John Garamendi, the California insurance commissioner, said the state had taken over the management of Executive Life because the company was in hazardous condition, primarily because of defaults and declining values in its huge portfolio of junk bonds.

The seizure left in doubt the company’s ability to honor all its financial obligations, both to holders of insurance policies and to owners of annuities and other investments the company sold to hundreds of thousands of customers around the country. Regulators said that for now, insurance and annuity payments would be met but they raised the possibility customers might have losses in the long run.

Questions on Industry Health

And it will undoubtedly focus renewed attention on the health of the insurance industry, the adequacy of the regulatory system and the rules applying to junk bond investments.

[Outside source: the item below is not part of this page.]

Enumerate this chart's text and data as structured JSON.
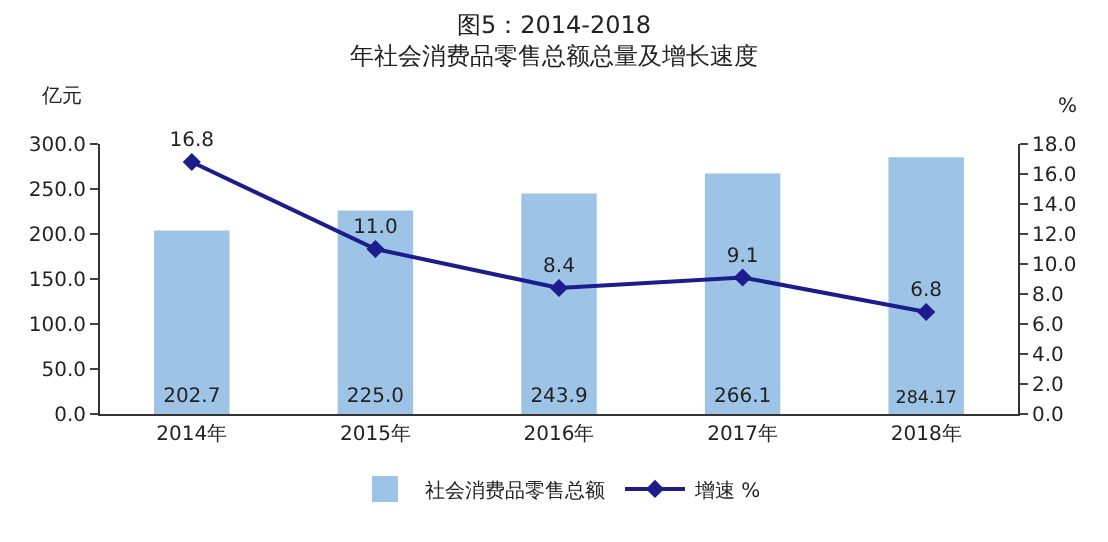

And that’s why RBC (risk-based capital) was born. I look at insurer portfolios as part of my day job — the highest allocation to junk bonds I see now (and usually they are just below investment grade) is 10%. From the article, Executive Life had 2/3 of its portfolio in junk bonds.

No insurer has anywhere near that high allocation, because they are heavily penalized with risk charges — sometimes 40-50% of the asset’s value.

There’s no such governor on pension assets, by the way. Especially public pensions.

Something like RBC wouldn’t work for pensions anyway, unless we required them to actually hold 100% of the liability valuation… plus the RBC on top.

Obviously, that’s not the pension regime we’re in.

That might be more protective against pensions failing than postmortems.

BIGGEST REASON FEES GO UP ON FAILING PENSIONS

The underlying reason for fees to go up on failing pensions: paying a few extra basis points in fees is a hell of a lot cheaper than having to put 200% of current assets to top up funds.

The fees are paid to show that the plan is trying to do something to improve its situation… and it’s a wee little bit compared to the amount of money it would actually take to secure the pensions.

THERE WILL BE NO BAILOUTS

This all goes to say: there will be no bailouts. Mish agrees.

Also, this should be a signal to public employees and retirees in some places (like Illinois and New Jersey), which Mish and Mark Glennon point out.

Yes, it’s sad that retirees will get heavily slashed in retirement when they have little flexibility to increase their income. But that being sad didn’t stop Detroit pensions from being cut. That should have been a signal as well.

Detroit got no bailout. Central States will get no bailout. Neither Illinois nor New Jersey (nor California nor Connecticut nor…) will get bailouts.

There’s simply not enough money to fulfill all these promises.

So they will be defaulted on.

Whether or not there’s a formal bankruptcy process to recognize that default.